Unter anderem Budgetsteigerungen in den letzten Leistungsvereinbarungen hätten "einen erfreulichen Wachstumsschub an den Universitäten, aber auch Institutionen wie der Akademie der Wissenschaften oder des IST Austria" gebracht, sagte Gattringer: "Der wissenschaftliche Erkenntnisgewinn trägt zu einer besseren Zukunft für alle Menschen bei."
Laut einer Eurobarometer-Umfrage aus 2021 sehen es aber nicht alle Österreicherinnen und Österreicher so. Viele geben der Wissenschaft einen geringen Stellenwert. Bei der in 27 EU-Ländern durchgeführten Bevölkerungsbefragung reiht unser Land beim Vertrauen in die Wissenschaft in nahezu allen Punkten an letzter und vorletzter Stelle. Etwa ist man der Ansicht, dass Forschung sich nicht auf die Zukunft auswirke und im Alltag keine Bedeutung habe, oder dass Wissenschafter alleine in ihrem Kämmerlein arbeiten und nicht die Wahrheit sagen.
Die Wissenschaftsskepsis "muss uns zu denken geben", sagte Wissenschaftsminister Martin Polaschek, "denn sie geht oft mit Demokratiefeindlichkeit einher. Wissenschaft und Forschung sind essenziell für das Fortbestehen eines staatlichen Gemeinwesens", betonte er: "Wir müssen alles unternehmen, um das Vertrauen in die Wissenschaft bei den Menschen weiter zu stärken."
Problem Wissenschaftsskepsis
Polaschek verwies erneut auf die von seinem Ressort geplante Studie, die als Basis für konkrete Maßnahmen den Ursachen dieser Skepsis auf den Grund gehen solle. Die Studie werde öffentlich ausgeschrieben, allerdings stehe man noch ganz am Anfang.
Damit Forschende neue Wege gehen und Expertise zur Bewältigung von Herausforderungen liefern können, startet der FWF im September mit "Emerging Fields". Das Programm fördert Forschung mit dem Potenzial, in ihrem Feld einen Paradigmenwechsel auszulösen.

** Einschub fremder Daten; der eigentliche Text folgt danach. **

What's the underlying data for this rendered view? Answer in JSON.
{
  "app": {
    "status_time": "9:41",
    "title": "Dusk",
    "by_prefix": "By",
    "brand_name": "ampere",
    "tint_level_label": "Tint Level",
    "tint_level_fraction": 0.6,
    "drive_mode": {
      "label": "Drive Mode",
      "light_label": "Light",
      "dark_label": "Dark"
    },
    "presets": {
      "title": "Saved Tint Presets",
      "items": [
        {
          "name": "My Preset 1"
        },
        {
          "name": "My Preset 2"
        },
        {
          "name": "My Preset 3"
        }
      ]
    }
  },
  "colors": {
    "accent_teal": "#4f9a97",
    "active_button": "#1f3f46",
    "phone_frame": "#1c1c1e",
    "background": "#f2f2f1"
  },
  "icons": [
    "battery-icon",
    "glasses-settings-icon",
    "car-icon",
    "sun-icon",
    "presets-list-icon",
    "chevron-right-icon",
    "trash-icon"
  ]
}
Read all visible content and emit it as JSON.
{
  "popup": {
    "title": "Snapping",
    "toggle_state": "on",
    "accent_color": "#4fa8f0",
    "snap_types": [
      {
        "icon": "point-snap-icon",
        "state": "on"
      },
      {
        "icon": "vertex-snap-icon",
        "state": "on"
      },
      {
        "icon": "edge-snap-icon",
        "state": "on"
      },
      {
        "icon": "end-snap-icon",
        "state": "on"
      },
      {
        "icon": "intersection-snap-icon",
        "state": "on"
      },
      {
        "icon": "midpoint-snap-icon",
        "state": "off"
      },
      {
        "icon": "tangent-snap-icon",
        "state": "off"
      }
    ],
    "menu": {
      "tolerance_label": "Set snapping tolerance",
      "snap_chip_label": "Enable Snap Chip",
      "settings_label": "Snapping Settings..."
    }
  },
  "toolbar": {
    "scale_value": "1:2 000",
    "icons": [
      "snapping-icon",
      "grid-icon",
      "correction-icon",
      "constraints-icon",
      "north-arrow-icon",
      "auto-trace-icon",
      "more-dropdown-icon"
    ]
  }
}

Gänzlich neue oder gerade aufkommende Ansätze sollen umgesetzt werden, um die Chancen auf Durchbrüche zu erhöhen. Das Programm ist neben den "Clusters of Excellence" die zweite Komponente der Exzellenzinitiative "excellent=austria". Teams aus drei bis sieben Wissenschaftern stehen vier bis sechs Millionen Euro für fünf Jahre zur Verfügung. Das Gesamtvolumen der ersten Runde beträgt 24 Millionen Euro, das Programm soll alle zwei Jahre ausgeschrieben werden. Projekteinreichungen sind ab Oktober möglich.
Um das Vertrauen in die Wissenschaften zu stärken, verdoppelt der FWF die Mittel seines Förderprogramms für Wissenschaftskommunikation auf 500.000 Euro pro Jahr und erweitert die Laufzeit auf zwei Jahre. Dadurch haben FWF-geförderte Forschende mehr Ressourcen und Zeit für originelle und innovative Formen der Kommunikation ihrer Arbeiten.